Balancing Stage and Servers
During my theatre scholarship, most of my classmates were memorizing lines or rehearsing scenes. I was doing that too — but between classes and late-night rehearsals, I was also tinkering with a Raspberry Pi, setting up Plex servers, and trying (and failing) to run a Minecraft world for friends.
On stage, timing and presence mattered. Behind the screen, so did uptime and configuration. Balancing both worlds meant I was constantly moving between scripts and scripts — one in Final Draft, the other in Bash.
The Juggling Act
Coursework wasn’t light. Theatre demanded long hours, group rehearsals, and emotional energy. IT projects demanded patience, documentation, and trial and error. My weekends became experiments in context switching:
- Plex servers: Organizing media libraries and teaching myself networking basics.
- Minecraft hosting: Learning about ports, memory allocation, and why uptime matters.
- VPN setup: Wrestling with routers, firewalls, and the joy of finally connecting remotely.
“Theatre taught me how to perform under pressure.
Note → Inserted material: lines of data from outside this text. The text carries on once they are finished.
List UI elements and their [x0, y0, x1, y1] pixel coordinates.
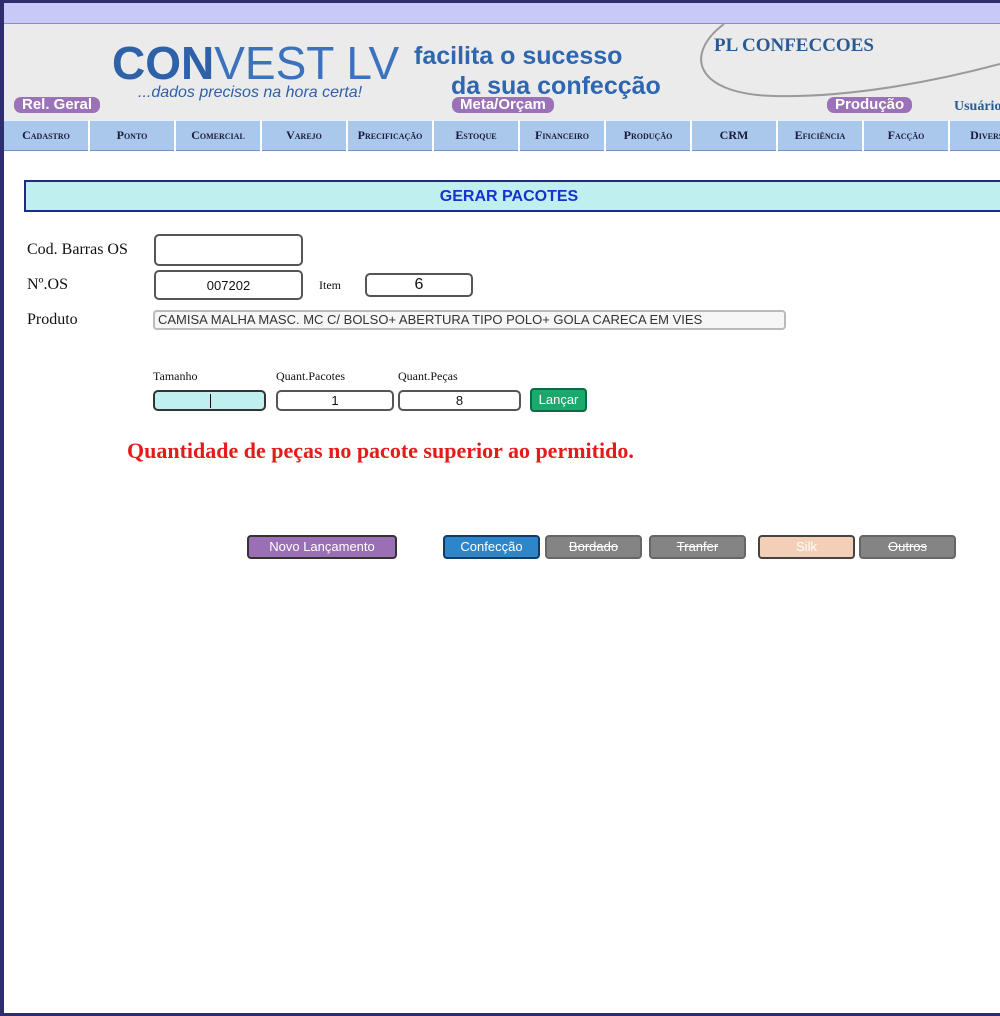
outros-button[interactable]: Outros: [859, 535, 956, 559]
nav-producao[interactable]: Produção: [606, 120, 690, 151]
page-title: GERAR PACOTES: [24, 180, 1000, 212]
nav-cadastro[interactable]: Cadastro: [4, 120, 88, 151]
nos-input[interactable]: [154, 270, 303, 300]
produto-label: Produto: [27, 311, 78, 328]
error-message: Quantidade de peças no pacote superior a…: [127, 438, 634, 463]
tamanho-input[interactable]: [153, 390, 266, 411]
nav-financeiro[interactable]: Financeiro: [520, 120, 604, 151]
user-label[interactable]: Usuário: [954, 99, 1000, 115]
quant-pacotes-input[interactable]: [276, 390, 394, 411]
quant-pecas-label: Quant.Peças: [398, 369, 458, 383]
window-frame: [0, 0, 1000, 1016]
confeccao-button[interactable]: Confecção: [443, 535, 540, 559]
company-name: PL CONFECCOES: [714, 35, 874, 56]
cod-barras-label: Cod. Barras OS: [27, 241, 128, 258]
text-cursor: [210, 394, 211, 408]
cod-barras-input[interactable]: [154, 234, 303, 266]
logo-bold-text: CON: [112, 37, 215, 89]
producao-link[interactable]: Produção: [827, 97, 913, 113]
logo-light-text: VEST LV: [214, 37, 400, 89]
rel-geral-link[interactable]: Rel. Geral: [14, 97, 101, 113]
nav-faccao[interactable]: Facção: [864, 120, 948, 151]
nav-crm[interactable]: CRM: [692, 120, 776, 151]
nav-ponto[interactable]: Ponto: [90, 120, 174, 151]
nav-comercial[interactable]: Comercial: [176, 120, 260, 151]
top-strip: [4, 3, 1000, 24]
novo-lancamento-button[interactable]: Novo Lançamento: [247, 535, 397, 559]
app-logo: CONVEST LV: [112, 38, 399, 88]
quant-pecas-input[interactable]: [398, 390, 521, 411]
quant-pacotes-label: Quant.Pacotes: [276, 369, 345, 383]
nos-label: Nº.OS: [27, 276, 68, 293]
lancar-button[interactable]: Lançar: [530, 388, 587, 412]
item-input[interactable]: [365, 273, 473, 297]
bordado-button[interactable]: Bordado: [545, 535, 642, 559]
slogan-line-1: facilita o sucesso: [414, 42, 623, 70]
nav-varejo[interactable]: Varejo: [262, 120, 346, 151]
main-nav: Cadastro Ponto Comercial Varejo Precific…: [4, 120, 1000, 152]
nav-precificacao[interactable]: Precificação: [348, 120, 432, 151]
item-label: Item: [319, 278, 341, 292]
tranfer-button[interactable]: Tranfer: [649, 535, 746, 559]
logo-tagline: ...dados precisos na hora certa!: [138, 84, 363, 101]
nav-diversos[interactable]: Diversos: [950, 120, 1000, 151]
produto-field[interactable]: CAMISA MALHA MASC. MC C/ BOLSO+ ABERTURA…: [153, 310, 786, 330]
silk-button[interactable]: Silk: [758, 535, 855, 559]
nav-estoque[interactable]: Estoque: [434, 120, 518, 151]
meta-orcam-link[interactable]: Meta/Orçam: [452, 97, 554, 113]
header-banner: CONVEST LV ...dados precisos na hora cer…: [4, 24, 1000, 120]
tamanho-label: Tamanho: [153, 369, 198, 383]
nav-eficiencia[interactable]: Eficiência: [778, 120, 862, 151]
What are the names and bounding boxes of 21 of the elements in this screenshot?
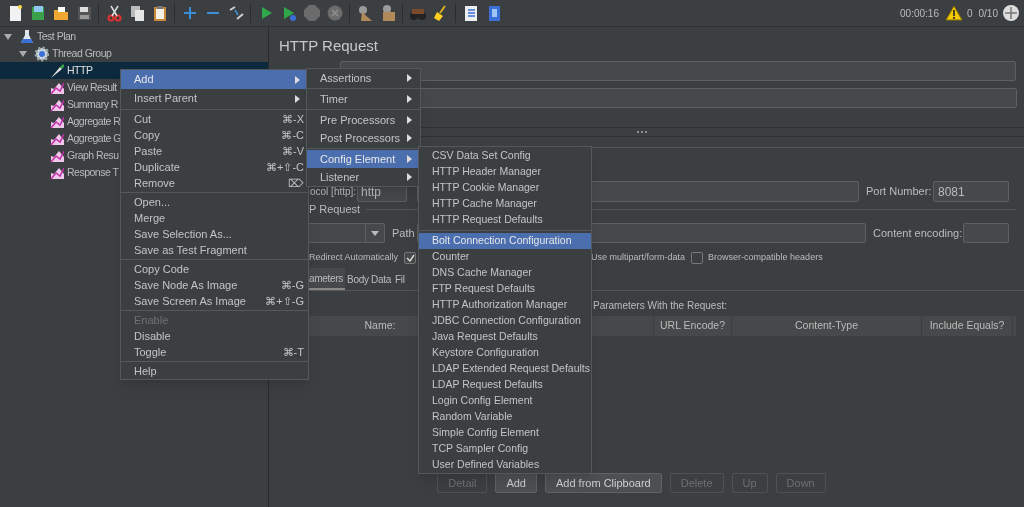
shortcut-label: ⌘+⇧-G xyxy=(265,293,304,309)
checkbox-label: Redirect Automatically xyxy=(309,251,399,265)
table-caption: Parameters With the Request: xyxy=(593,299,728,312)
shortcut-label: ⌘+⇧-C xyxy=(265,159,304,175)
warning-count: 0 xyxy=(966,6,973,21)
checkbox-label: Use multipart/form-data xyxy=(591,251,686,265)
thread-count: 0/10 xyxy=(978,6,998,21)
shortcut-label: ⌘-V xyxy=(282,143,304,159)
shortcut-label: ⌘-T xyxy=(282,344,304,360)
shortcut-label: ⌘-X xyxy=(282,111,304,127)
panel-title: HTTP Request xyxy=(279,36,379,53)
checkbox-label: Browser-compatible headers xyxy=(708,251,823,265)
field-label: Path xyxy=(392,225,416,241)
shortcut-label: ⌘-C xyxy=(281,127,304,143)
field-label: Port Number: xyxy=(866,184,933,200)
shortcut-label: ⌘-G xyxy=(280,277,304,293)
elapsed-time: 00:00:16 xyxy=(900,6,939,21)
field-label: ocol [http]: xyxy=(310,185,357,199)
shortcut-label: ⌦ xyxy=(288,175,304,191)
field-label: Content encoding: xyxy=(873,225,963,241)
group-label: P Request xyxy=(309,201,361,217)
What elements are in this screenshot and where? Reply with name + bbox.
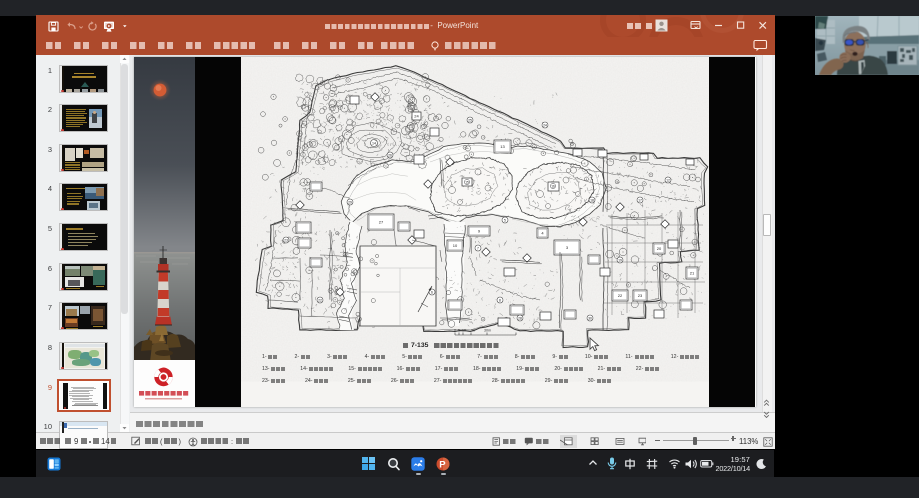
- svg-text:13: 13: [500, 144, 505, 149]
- svg-text:17: 17: [638, 198, 642, 202]
- svg-text:25: 25: [468, 118, 472, 122]
- svg-text:22: 22: [618, 293, 623, 298]
- svg-text:15: 15: [465, 180, 469, 184]
- svg-text:22: 22: [318, 298, 322, 302]
- svg-text:8: 8: [499, 298, 501, 302]
- svg-text:24: 24: [414, 114, 419, 119]
- svg-text:0 5 10 20 30m: 0 5 10 20 30m: [454, 329, 491, 333]
- svg-text:18: 18: [590, 198, 594, 202]
- svg-text:23: 23: [284, 238, 288, 242]
- svg-text:6: 6: [431, 290, 433, 294]
- svg-text:14: 14: [372, 142, 376, 146]
- svg-text:5: 5: [504, 218, 506, 222]
- svg-text:12: 12: [666, 178, 670, 182]
- svg-text:10: 10: [453, 243, 458, 248]
- svg-text:24: 24: [543, 123, 547, 127]
- svg-text:29: 29: [348, 200, 352, 204]
- svg-text:19: 19: [618, 258, 622, 262]
- svg-text:30: 30: [588, 316, 592, 320]
- svg-text:P: P: [439, 459, 446, 470]
- svg-text:23: 23: [638, 293, 643, 298]
- svg-text:26: 26: [388, 153, 392, 157]
- svg-text:21: 21: [690, 271, 695, 276]
- svg-text:20: 20: [657, 246, 662, 251]
- svg-text:28: 28: [518, 316, 522, 320]
- svg-text:16: 16: [551, 184, 555, 188]
- svg-text:7: 7: [477, 246, 479, 250]
- svg-text:27: 27: [379, 220, 384, 225]
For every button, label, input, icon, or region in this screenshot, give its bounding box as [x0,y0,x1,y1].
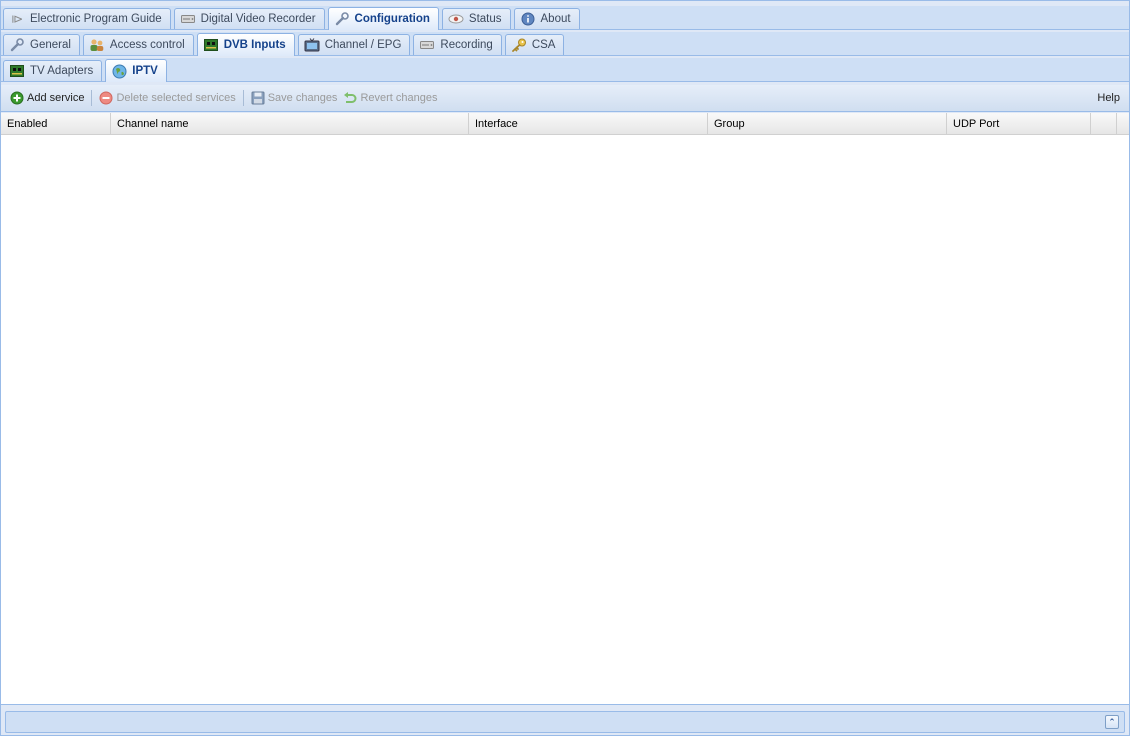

IT projects taught me how to debug under pressure.”
Lessons from Both Worlds
Documentation Matters
Just like keeping a prompt book in stage management, writing down configs and commands saved me from repeating the same mistakes twice.
Empathy in Tech
Theatre is about understanding people. IT support is the same — whether it’s helping a peer connect to my Minecraft server or calming a frustrated classmate when the VPN broke.
Systems Thinking
Plays only work when the lighting, sound, and actors sync up. Servers only work when networking, storage, and security play their parts. Both taught me to think about the system, not just the piece in front of me.
Looking Back
At the time, it felt like I was just splitting myself in two — drama kid by day, IT tinkerer by night. But looking back, the overlap was clear. Both disciplines required patience, presence, and the ability to keep calm when things went off-script.
Those early side projects weren’t just distractions from coursework. They were the beginning of a systems mindset that carried into later work in IT and DevOps. And honestly? Hosting a Minecraft server that didn’t crash was just as satisfying as pulling off a standing ovation.